Combine the milk and coffee beans in a heavy medium saucepan. Bring to a boil over medium heat. Lower the heat, cover, and keep warm for 20 minutes.
While the coffee beans steep, beat the sugar into the egg yolks in a medium mixing bowl, until they’re thickened and pale yellow. Beat in the flour and salt. Set aside.

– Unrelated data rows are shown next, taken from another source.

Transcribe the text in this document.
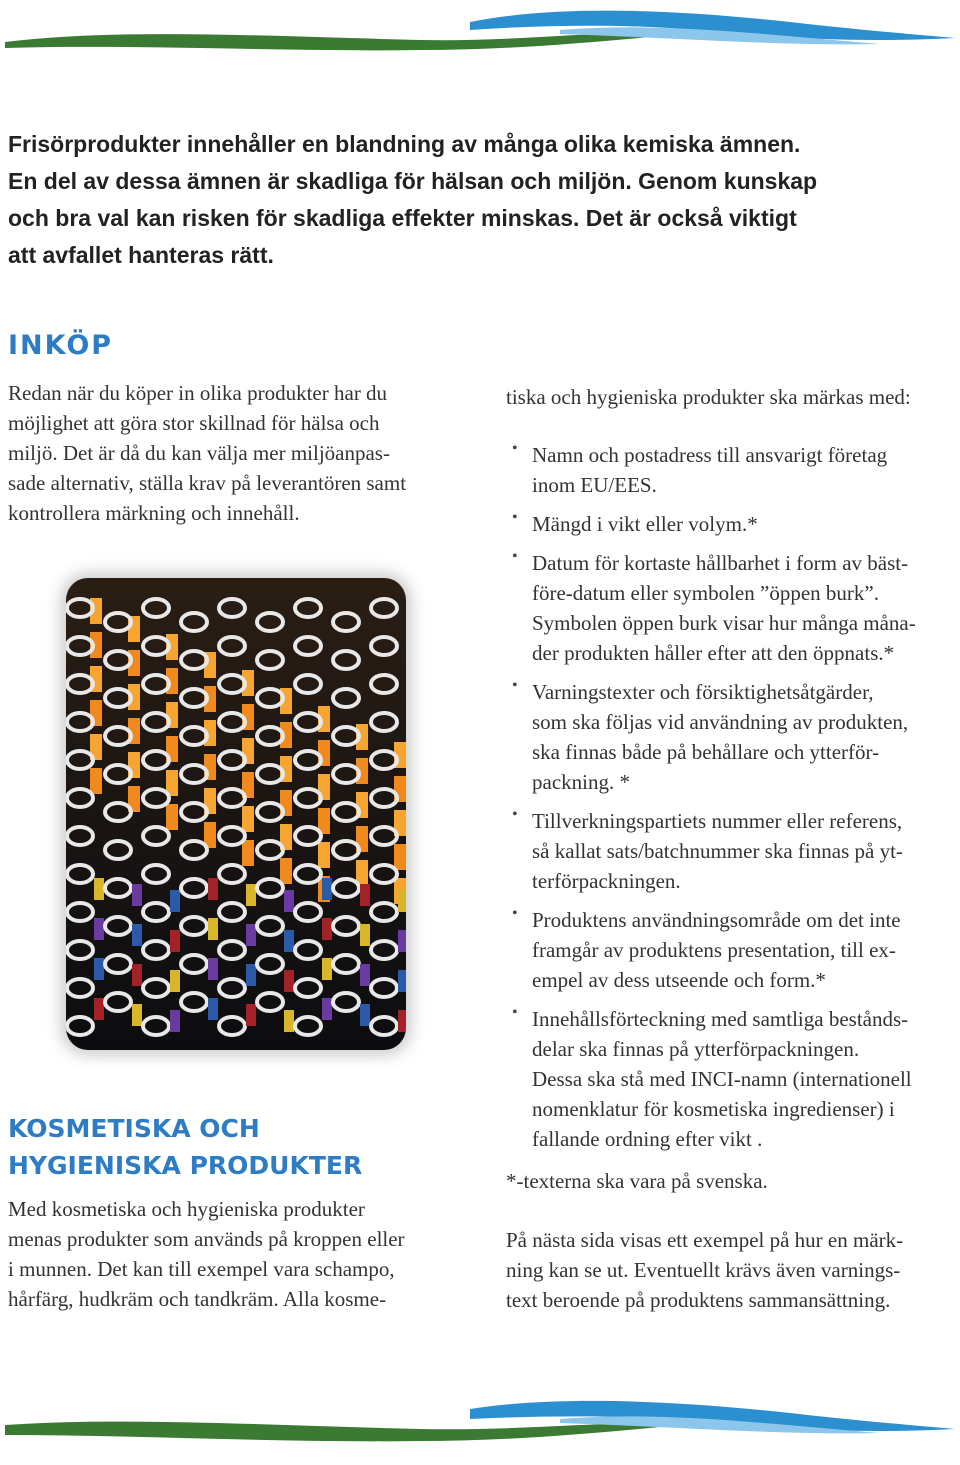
Frisörprodukter innehåller en blandning av många olika kemiska ämnen.

En del av dessa ämnen är skadliga för hälsan och miljön. Genom kunskap

och bra val kan risken för skadliga effekter minskas. Det är också viktigt

att avfallet hanteras rätt.

INKÖP

Redan när du köper in olika produkter har du

möjlighet att göra stor skillnad för hälsa och

miljö. Det är då du kan välja mer miljöanpas-

sade alternativ, ställa krav på leverantören samt

kontrollera märkning och innehåll.

KOSMETISKA OCH
HYGIENISKA PRODUKTER

Med kosmetiska och hygieniska produkter

menas produkter som används på kroppen eller

i munnen. Det kan till exempel vara schampo,

hårfärg, hudkräm och tandkräm. Alla kosme-

tiska och hygieniska produkter ska märkas med:

• Namn och postadress till ansvarigt företag
inom EU/EES.
• Mängd i vikt eller volym.*
• Datum för kortaste hållbarhet i form av bäst-
före-datum eller symbolen ”öppen burk”.
Symbolen öppen burk visar hur många måna-
der produkten håller efter att den öppnats.*
• Varningstexter och försiktighetsåtgärder,
som ska följas vid användning av produkten,
ska finnas både på behållare och ytterför-
packning. *
• Tillverkningspartiets nummer eller referens,
så kallat sats/batchnummer ska finnas på yt-
terförpackningen.
• Produktens användningsområde om det inte
framgår av produktens presentation, till ex-
empel av dess utseende och form.*
• Innehållsförteckning med samtliga bestånds-
delar ska finnas på ytterförpackningen.
Dessa ska stå med INCI-namn (internationell
nomenklatur för kosmetiska ingredienser) i
fallande ordning efter vikt .

*-texterna ska vara på svenska.

På nästa sida visas ett exempel på hur en märk-

ning kan se ut. Eventuellt krävs även varnings-

text beroende på produktens sammansättning.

Remove the coffee beans with a skimmer or slotted spoon, or pour milk through a strainer catching the coffee milk on the other end. If some of the milk has evaporated, measure it out and add more fresh milk to make 1 & 1/2 cups of milky coffee. Slowly beat the warm milk into the eggs and sugar. Pour the entire mixture back into the pan and place over low heat. Stir constantly with a whisk or wooden spoon until the custard thickens and coats the back of a wooden spoon. Be careful not to let the mixture boil, or the eggs will scramble. Remove from heat, and pour the hot coffee custard through a strainer into a large, clean bowl. Allow the custard to cool slightly, and stir in the cream and vanilla. Cover and refrigerate until cold or overnight.
Stir the chilled custard, and freeze in your ice cream machine, according to manufacturer’s instructions. When finished, the ice cream will be soft, but ready to eat. For firmer ice cream, transfer to a freezer safe container and freeze at least 2 hours.